Monday, August 08, 2005

Therapist's Tapes Reveal Marilyn Monroe's Lesbian Fling

(Link) Mommie Dearest lured the Blonde Bombshell into batting for the pink team? Hey, last call makes for strange matchups...

3 comments:

LNewsEditor said...

JIC Post:

By Steve Gorman
Reuters News Agency
LOS ANGELES (Reuters) - Marilyn Monroe adored fellow screen legend Clark Gable as a father figure, fretted over a relationship with then-Attorney General Robert F. Kennedy and had a one-night stand with actress Joan Crawford that left her cold.

Monroe also thought sex with former spouse and playwright Arthur Miller was just "so-so" and maintained a deep affection for ex-husband Joe DiMaggio. But she credited her psychiatrist with teaching her how to achieve orgasm.

The Los Angeles Times revealed these and other glimpses into Monroe's mind on Friday in excerpts of tape recordings the sex symbol and actress is said to have secretly made for her psychiatrist in the days before she died at the age of 36 in 1962.

The Times said it obtained a written record of the tapes from the only person still alive who claims to have heard them -- former prosecutor John Miner, 86, who says the recordings support his belief Monroe was a victim of foul play.

Miner took "extensive" and "nearly verbatim" notes from the tapes when they were played for him by Monroe's therapist, Dr. Ralph Greenson, now deceased, while Miner was investigating her death.

Monroe's nude body was found on Aug. 5, 1962, in her Los Angeles home. An autopsy concluded she died of barbiturate poisoning, and the death was ruled a probable suicide.

Conspiracy theories abounded for decades suggesting Monroe was murdered. Prosecutors reexamined the case in 1982 but decided there was insufficient evidence to warrant a new criminal investigation.

The Times story was published as dozens of fans gathered, as they have for decades, near Monroe's burial site to mark the anniversary of her death and the unanswered questions surrounding it.

"She was enormously desirable and enormously vulnerable," said Stanley Rubin, who produced the 1954 film "River of No Return," starring Monroe and Robert Mitchum.

Miner told the Times he examined the tapes in a bid to determine Monroe's state of mind and came away believing the recordings showed the actress was anything but suicidal.

According to excerpts, Monroe started off the recording -- a kind of self-analysis through free association -- by thanking her doctor for helping her regain "control of myself, control of my life."
"You are the only person who will ever know the most private, the most secret thoughts of Marilyn Monroe," she says.

She also credits Greenson for helping her unlock the secret to orgasm after years of unsatisfying sex, and goes on to dwell on the shape of her own body, her two famous former husbands, and her feelings toward such fellow stars as Gable and Frank Sinatra, whom she called "a wonderful friend."

At one point, she describes standing naked in front of full-length mirrors to examine her own body -- "My breasts are beginning to sag. ... My waist isn't bad. My ass is what it should be, the best there is. ... OK, Marilyn, you have it all there."

Of her sexual liaison with Joan Crawford, Monroe said, "Next time I saw Crawford, she said she wanted another round. I told her straight-out I didn't much enjoy doing it with a woman. After I turned her down, she became spiteful."

She recalled that Gable looked after her while shooting 1961's "The Misfits" and that she kissed him "with real affection" during their scenes together. "I didn't want to go to bed with him, but I wanted him to know how much I looked and appreciated him."
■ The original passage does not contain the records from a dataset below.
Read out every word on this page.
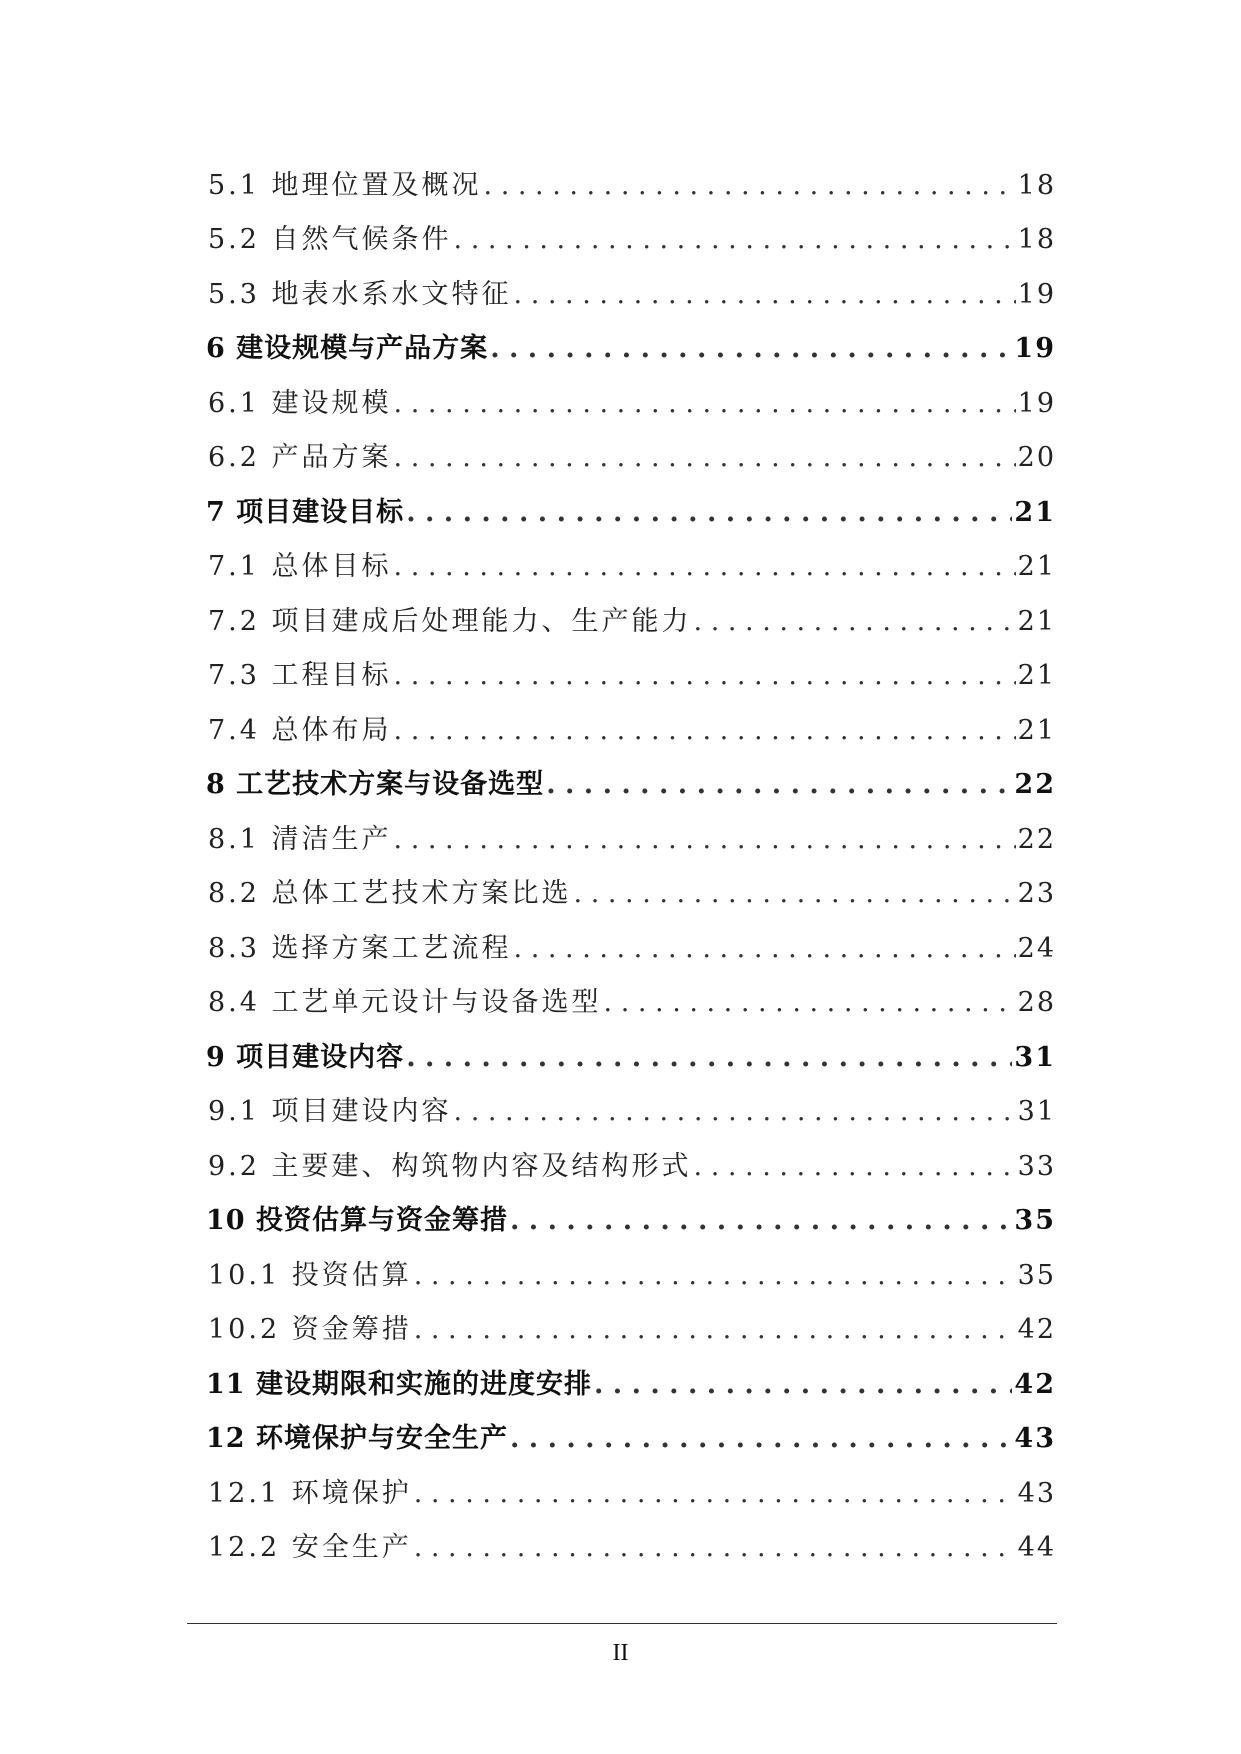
5.1 地理位置及概况 . . .	18
5.2 自然气候条件 . . .	18
5.3 地表水系水文特征 . . .	19
6 建设规模与产品方案 . . .	19
6.1 建设规模 . . .	19
6.2 产品方案 . . .	20
7 项目建设目标 . . .	21
7.1 总体目标 . . .	21
7.2 项目建成后处理能力、生产能力 . . .	21
7.3 工程目标 . . .	21
7.4 总体布局 . . .	21
8 工艺技术方案与设备选型 . . .	22
8.1 清洁生产 . . .	22
8.2 总体工艺技术方案比选 . . .	23
8.3 选择方案工艺流程 . . .	24
8.4 工艺单元设计与设备选型 . . .	28
9 项目建设内容 . . .	31
9.1 项目建设内容 . . .	31
9.2 主要建、构筑物内容及结构形式 . . .	33
10 投资估算与资金筹措 . . .	35
10.1 投资估算 . . .	35
10.2 资金筹措 . . .	42
11 建设期限和实施的进度安排 . . .	42
12 环境保护与安全生产 . . .	43
12.1 环境保护 . . .	43
12.2 安全生产 . . .	44
II
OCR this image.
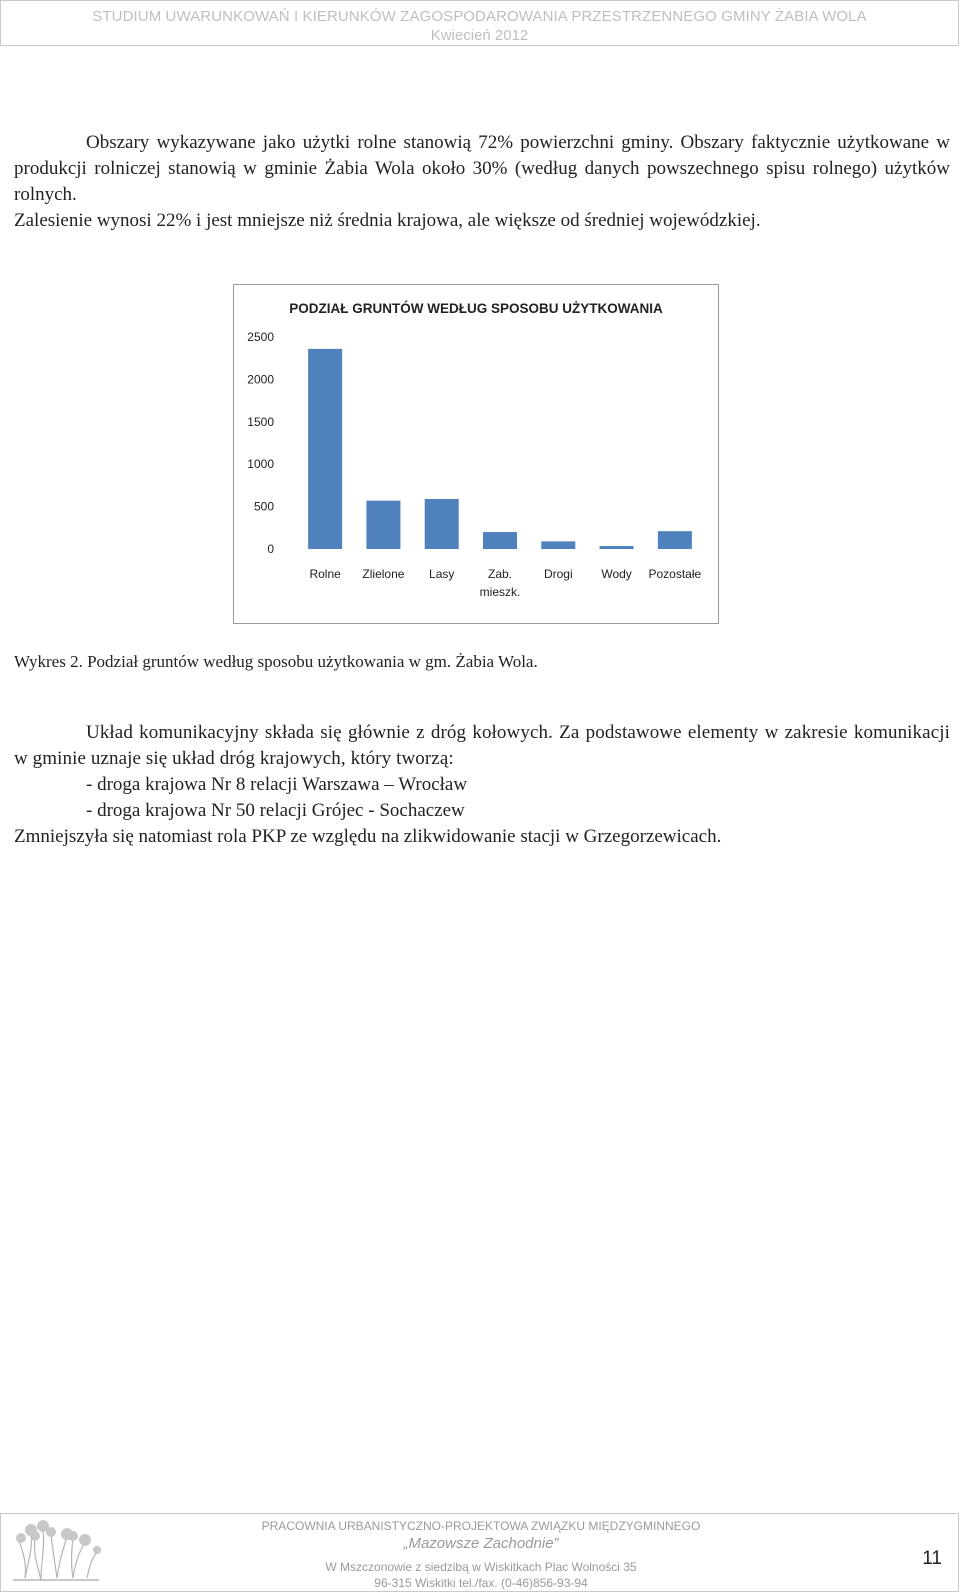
STUDIUM UWARUNKOWAŃ I KIERUNKÓW ZAGOSPODAROWANIA PRZESTRZENNEGO GMINY ŻABIA WOLA
Kwiecień 2012

Obszary wykazywane jako użytki rolne stanowią 72% powierzchni gminy. Obszary faktycznie użytkowane w produkcji rolniczej stanowią w gminie Żabia Wola około 30% (według danych powszechnego spisu rolnego) użytków rolnych.

Zalesienie wynosi 22% i jest mniejsze niż średnia krajowa, ale większe od średniej wojewódzkiej.

PODZIAŁ GRUNTÓW WEDŁUG SPOSOBU UŻYTKOWANIA
0
500
1000
1500
2000
2500
Rolne Zlielone Lasy	Zab.
mieszk.
Drogi Wody Pozostałe
Wykres 2. Podział gruntów według sposobu użytkowania w gm. Żabia Wola.

Układ komunikacyjny składa się głównie z dróg kołowych. Za podstawowe elementy w zakresie komunikacji w gminie uznaje się układ dróg krajowych, który tworzą:

- droga krajowa Nr 8 relacji Warszawa – Wrocław

- droga krajowa Nr 50 relacji Grójec - Sochaczew

Zmniejszyła się natomiast rola PKP ze względu na zlikwidowanie stacji w Grzegorzewicach.

PRACOWNIA URBANISTYCZNO-PROJEKTOWA ZWIĄZKU MIĘDZYGMINNEGO
„Mazowsze Zachodnie”
W Mszczonowie z siedzibą w Wiskitkach Plac Wolności 35
96-315 Wiskitki tel./fax. (0-46)856-93-94
11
Although Monroe has long been rumored to have had an affair with President John F. Kennedy, the tapes bear no evidence of that, the Times said. They do strongly suggest she and the president's brother, Robert, were involved romantically.

"There is no room in my life for him," she says. "I guess I don't have the courage to face up to it and hurt him. I want someone else to tell him it's over. I tried to get the president to do it, but I couldn't reach him."

Discussing her failed marriage to DiMaggio, Monroe said, "We didn't end our love for each other." She said the baseball great needed a "traditional" wife but there was "no way I could stop being Marilyn Monroe and become someone else."

By contrast, Monroe's marriage to Arthur Miller was "my mistake, not his," she said. "He couldn't give me the attention, warmth and affection I need. It's not in his nature. ... As bed partners, we were so-so."

The Times said Miner was allowed to hear the tapes on condition he never reveal their contents and only broke his promise years after Greenson's death when some Monroe biographers suggested the doctor might be considered a suspect in her death.

Miner could not be immediately reached for comment.

Anonymous said...

Ok, I can't help myself here...

Maybe she just hadn't met the right girl yet.

Good, it's out of my system now.

Anonymous said...

*LOL* Joan Crawford, though? Poor Marilyn... This proves that anyone can be a sad, sad victim of beer goggles. Think when you drink, grrls. And leave the wire hangers at home.